Search for growth-associated genes reported in the literature
The search for CAPN1, CAST, GH, GHR, LEP, MSTN, IGF-1, FABP9, and FABP4 genes in the Ovis aries genome v.4.0 allowed identifying SNPs located in CAPN1, CAST, GHR, and FABP9. CAPN1 gene contained SNPs s30026.1, which showed association with traits BW, AFW, and FT (P<0.05). CAST gene contained two SNPs: OAR5_101792466.1 was significantly associated with traits BW, AFW, and FT, while s59216 was associated with AWW and LEA. Furthermore, there were five SNPs located in GHR, including three significantly associated SNPs, namely OAR16_34620156.1 for WGPOS, OAR16_34694443.1 for LD and LEA, and OAR16_34857607.1 for BW. Moreover, SNP OAR9_60512150.1, located in the FABP9 gene, was significantly associated with WGPRE and FT.
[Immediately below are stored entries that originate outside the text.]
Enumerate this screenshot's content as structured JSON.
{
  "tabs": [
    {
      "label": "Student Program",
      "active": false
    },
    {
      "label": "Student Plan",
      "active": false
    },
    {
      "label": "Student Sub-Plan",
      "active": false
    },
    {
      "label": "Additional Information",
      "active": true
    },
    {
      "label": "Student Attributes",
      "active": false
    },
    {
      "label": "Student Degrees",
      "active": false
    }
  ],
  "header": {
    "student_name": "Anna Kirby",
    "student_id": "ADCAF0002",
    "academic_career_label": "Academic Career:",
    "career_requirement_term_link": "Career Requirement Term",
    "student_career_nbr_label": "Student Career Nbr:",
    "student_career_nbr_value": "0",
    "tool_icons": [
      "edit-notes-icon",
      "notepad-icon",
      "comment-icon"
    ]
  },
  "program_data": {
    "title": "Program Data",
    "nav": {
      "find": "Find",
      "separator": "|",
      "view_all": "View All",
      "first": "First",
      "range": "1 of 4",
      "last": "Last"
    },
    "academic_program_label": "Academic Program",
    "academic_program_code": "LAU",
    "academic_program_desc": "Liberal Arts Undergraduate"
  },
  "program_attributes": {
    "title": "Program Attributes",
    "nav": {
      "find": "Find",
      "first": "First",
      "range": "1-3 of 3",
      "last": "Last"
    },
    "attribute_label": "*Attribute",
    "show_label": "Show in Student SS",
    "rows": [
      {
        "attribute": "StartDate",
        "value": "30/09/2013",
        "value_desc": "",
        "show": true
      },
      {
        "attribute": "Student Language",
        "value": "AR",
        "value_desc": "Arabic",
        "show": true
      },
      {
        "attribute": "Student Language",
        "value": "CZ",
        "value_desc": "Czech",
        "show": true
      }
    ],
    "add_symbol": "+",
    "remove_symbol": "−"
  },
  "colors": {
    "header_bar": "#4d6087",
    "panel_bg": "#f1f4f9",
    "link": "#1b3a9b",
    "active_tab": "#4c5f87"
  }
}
The annotation of the candidate genes indicated that several of these show some degree of association with cell growth, apoptosis, angiogenesis, and metabolic pathways that are directly or indirectly involved in muscle growth in different species. Therefore, several of these genes could play a similar role in sheep. The sheep genome has been poorly studied compared with other species; therefore, these results contribute to an exploratory analysis of candidate novel genes that can be used in future studies to elucidate the participation of these genes in productive traits.
CONCLUSIONS
This study is one of the first to conduct a genomic analysis of Creole hair sheep in Colombia to evaluate genomic traits associated with muscle growth traits, although the sample size is small, this is pioneering research, and its information represents a fundamental input for the country’s sheep sector. In conclusion, four candidate genes, namely CEP135, EMCN, PAM, and PIAS2, were associated with eight growth traits. The CEP135 gene was the most relevant because it was associated with three of the eight traits evaluated post-weaning (AFW, WGPOS, and FT). The EMCN and PIAS2 genes were associated with the same traits (AFW and WGPOS), while the PAM gene was associated only with one preweaning growth trait (BW). It is important to highlight that the functions of these genes indicate their involvement mainly in cellular growth, apoptosis, and angiogenesis. These results can be used as a basis for future exploratory research, metabolic network analysis, and functional validation of the candidate genes.